UDPS/Tshisekedi : Vers une crise éternelle ?

Malgré l’intervention directe du Président Félix-Antoine Tshisekedi, les dissensions internes au sein de l’Union pour la Démocratie et le Progrès Social (UDPS/Tshisekedi) demeurent vives entre Déo Bizibu Balola et Augustin Kabuya, deux figures clés du parti présidentiel.

Session extraordinaire et communiqué officiel

Le 20 septembre, l’Exécutif national du parti s’est réuni en session extraordinaire sous la présidence de Déo Bizibu, présenté comme secrétaire général intérimaire. À l’issue de cette rencontre, un communiqué a été publié, saluant la volonté du chef de l’État d’organiser un congrès extraordinaire en décembre 2025, conformément à l’article 19 des statuts du parti.

Le texte appelle à la cohésion, au respect des textes fondateurs et à une transition apaisée. Il affirme notamment que « Augustin Kabuya va revenir aux bons sentiments et préparer dans la sérénité la remise et reprise, afin de permettre à l’UDPS de continuer son chemin ».

Appel à l’unité sur les réseaux sociaux

Le même jour, Augustin Kabuya a réagi via sa page Facebook. Dans une déclaration empreinte de mea culpa, il a reconnu les « turbulences » ayant ralenti la dynamique du parti et exprimé sa volonté de réconciliation. Il a présenté ses excuses à ceux qu’il aurait blessés et tendu la main à ses détracteurs, affirmant avec Déo Bizibu vouloir « tourner la page sombre » des divisions internes. Médiation présidentielle à la Cité de l’Union AfricaineCes déclarations font suite à une réunion nocturne tenue du 19 au 20 septembre à la Cité de l’Union Africaine, sous la présidence de Félix Tshisekedi. Plusieurs cadres influents du parti y ont pris part, dont Peter Kazadi, Jacquemain Shabani et Jean-Claude Tshilumbayi. Le président a exhorté les deux protagonistes à collaborer, confirmant Augustin Kabuya dans ses fonctions de secrétaire général, assisté par Déo Bizibu jusqu’au congrès de décembre.

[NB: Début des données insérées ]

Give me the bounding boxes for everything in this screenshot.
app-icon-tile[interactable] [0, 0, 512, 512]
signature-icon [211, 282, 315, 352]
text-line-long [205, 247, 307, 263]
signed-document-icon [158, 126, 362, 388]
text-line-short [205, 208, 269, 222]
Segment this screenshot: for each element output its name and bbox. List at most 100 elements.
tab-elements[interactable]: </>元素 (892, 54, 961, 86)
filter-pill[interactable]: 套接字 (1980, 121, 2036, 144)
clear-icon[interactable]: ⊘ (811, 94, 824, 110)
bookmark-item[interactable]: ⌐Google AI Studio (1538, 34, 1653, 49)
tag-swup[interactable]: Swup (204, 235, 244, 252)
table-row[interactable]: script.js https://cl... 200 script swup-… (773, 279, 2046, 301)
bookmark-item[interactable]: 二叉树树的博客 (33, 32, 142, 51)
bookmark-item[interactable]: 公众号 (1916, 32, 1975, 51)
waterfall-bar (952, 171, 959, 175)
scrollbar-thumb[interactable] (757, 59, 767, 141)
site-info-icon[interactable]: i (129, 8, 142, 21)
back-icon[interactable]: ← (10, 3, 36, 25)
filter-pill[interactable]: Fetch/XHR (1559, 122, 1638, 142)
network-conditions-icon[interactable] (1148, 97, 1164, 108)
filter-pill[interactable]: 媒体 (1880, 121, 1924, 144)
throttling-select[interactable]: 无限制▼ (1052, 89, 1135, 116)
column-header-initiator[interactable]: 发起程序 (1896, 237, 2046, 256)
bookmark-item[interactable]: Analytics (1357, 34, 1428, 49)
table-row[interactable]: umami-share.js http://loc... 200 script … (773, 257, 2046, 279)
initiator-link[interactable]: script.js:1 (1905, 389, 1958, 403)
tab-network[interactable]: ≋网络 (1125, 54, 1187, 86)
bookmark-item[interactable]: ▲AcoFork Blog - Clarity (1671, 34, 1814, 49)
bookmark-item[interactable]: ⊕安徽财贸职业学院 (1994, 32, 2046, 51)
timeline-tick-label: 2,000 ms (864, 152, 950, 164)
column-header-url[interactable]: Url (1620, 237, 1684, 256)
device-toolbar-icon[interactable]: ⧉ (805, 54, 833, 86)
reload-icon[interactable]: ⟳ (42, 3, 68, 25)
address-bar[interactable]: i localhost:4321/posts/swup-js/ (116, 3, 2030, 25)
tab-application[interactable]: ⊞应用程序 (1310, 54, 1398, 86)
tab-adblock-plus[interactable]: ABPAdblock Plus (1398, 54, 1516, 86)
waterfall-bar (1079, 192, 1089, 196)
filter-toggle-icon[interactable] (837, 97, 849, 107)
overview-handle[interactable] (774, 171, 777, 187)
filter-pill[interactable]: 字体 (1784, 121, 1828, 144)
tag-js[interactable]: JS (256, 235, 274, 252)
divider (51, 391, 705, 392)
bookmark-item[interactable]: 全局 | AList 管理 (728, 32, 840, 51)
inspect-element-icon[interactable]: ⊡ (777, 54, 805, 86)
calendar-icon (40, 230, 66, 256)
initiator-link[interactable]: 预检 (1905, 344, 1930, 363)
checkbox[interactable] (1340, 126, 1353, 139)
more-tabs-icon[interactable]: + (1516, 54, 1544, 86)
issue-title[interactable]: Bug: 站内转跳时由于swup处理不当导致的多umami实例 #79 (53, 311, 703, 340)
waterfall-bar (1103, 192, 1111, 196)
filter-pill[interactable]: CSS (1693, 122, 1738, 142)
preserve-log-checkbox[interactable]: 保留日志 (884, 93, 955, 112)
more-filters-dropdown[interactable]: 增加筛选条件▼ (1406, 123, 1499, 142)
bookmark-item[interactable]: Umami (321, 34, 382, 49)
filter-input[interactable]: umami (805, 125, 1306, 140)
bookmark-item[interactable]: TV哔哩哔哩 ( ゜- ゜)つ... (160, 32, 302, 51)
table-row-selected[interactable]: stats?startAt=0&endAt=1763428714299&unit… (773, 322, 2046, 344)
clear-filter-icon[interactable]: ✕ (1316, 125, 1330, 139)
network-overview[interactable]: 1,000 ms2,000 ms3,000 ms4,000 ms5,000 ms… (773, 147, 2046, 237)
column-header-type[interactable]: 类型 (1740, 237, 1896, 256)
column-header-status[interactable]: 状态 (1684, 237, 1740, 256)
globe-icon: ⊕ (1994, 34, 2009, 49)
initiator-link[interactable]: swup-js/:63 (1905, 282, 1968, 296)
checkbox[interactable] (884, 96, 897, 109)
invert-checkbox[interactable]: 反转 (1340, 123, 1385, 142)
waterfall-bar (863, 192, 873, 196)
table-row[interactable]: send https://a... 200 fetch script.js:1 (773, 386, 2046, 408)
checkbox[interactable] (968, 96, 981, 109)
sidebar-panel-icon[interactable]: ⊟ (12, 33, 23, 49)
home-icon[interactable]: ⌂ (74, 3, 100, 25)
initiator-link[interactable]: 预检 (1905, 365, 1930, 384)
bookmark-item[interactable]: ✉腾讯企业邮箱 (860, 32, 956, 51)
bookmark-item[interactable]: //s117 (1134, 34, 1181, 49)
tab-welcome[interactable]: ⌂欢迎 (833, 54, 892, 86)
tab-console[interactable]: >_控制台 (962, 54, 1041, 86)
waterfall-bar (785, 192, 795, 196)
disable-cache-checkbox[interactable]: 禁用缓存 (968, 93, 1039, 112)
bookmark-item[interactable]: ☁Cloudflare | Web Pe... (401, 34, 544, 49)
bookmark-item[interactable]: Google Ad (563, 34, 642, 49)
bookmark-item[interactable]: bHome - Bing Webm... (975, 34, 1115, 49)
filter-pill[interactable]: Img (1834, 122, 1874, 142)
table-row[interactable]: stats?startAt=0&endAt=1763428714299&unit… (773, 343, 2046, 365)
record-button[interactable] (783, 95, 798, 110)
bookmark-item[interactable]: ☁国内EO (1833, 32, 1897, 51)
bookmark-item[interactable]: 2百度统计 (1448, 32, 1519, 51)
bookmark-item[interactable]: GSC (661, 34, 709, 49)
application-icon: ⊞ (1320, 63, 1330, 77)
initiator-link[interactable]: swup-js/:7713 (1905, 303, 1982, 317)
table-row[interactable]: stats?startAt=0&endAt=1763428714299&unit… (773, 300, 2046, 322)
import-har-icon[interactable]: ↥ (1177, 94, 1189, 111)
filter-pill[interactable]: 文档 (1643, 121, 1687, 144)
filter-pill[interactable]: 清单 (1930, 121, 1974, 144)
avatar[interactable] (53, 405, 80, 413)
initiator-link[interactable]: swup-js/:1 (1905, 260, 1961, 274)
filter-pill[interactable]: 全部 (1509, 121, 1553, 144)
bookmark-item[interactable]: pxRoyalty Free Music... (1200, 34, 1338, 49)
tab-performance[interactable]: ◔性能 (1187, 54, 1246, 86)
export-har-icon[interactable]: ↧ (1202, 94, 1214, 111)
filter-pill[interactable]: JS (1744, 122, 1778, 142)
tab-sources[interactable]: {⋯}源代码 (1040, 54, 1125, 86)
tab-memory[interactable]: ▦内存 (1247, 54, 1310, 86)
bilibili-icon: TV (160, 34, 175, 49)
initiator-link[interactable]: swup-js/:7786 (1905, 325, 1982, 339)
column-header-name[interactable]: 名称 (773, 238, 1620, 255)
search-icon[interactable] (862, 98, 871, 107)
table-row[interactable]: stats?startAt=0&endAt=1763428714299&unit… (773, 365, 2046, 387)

Ambiguïté persistante sur la direction du parti

Malgré cette tentative de conciliation, le camp Bizibu continue de considérer ce dernier comme le nouveau secrétaire général, alimentant une confusion sur la direction effective de l’UDPS. Cette dualité à la tête du parti risque de fragiliser davantage son unité à l’approche du congrès décisif prévu en fin d’année.

Vers une sortie de crise ?

Alors que les appels à l’apaisement se multiplient, l’UDPS reste confrontée à une épreuve de maturité politique. Le congrès de décembre pourrait être l’occasion de clarifier les rôles et de restaurer la cohésion au sein du parti présidentiel.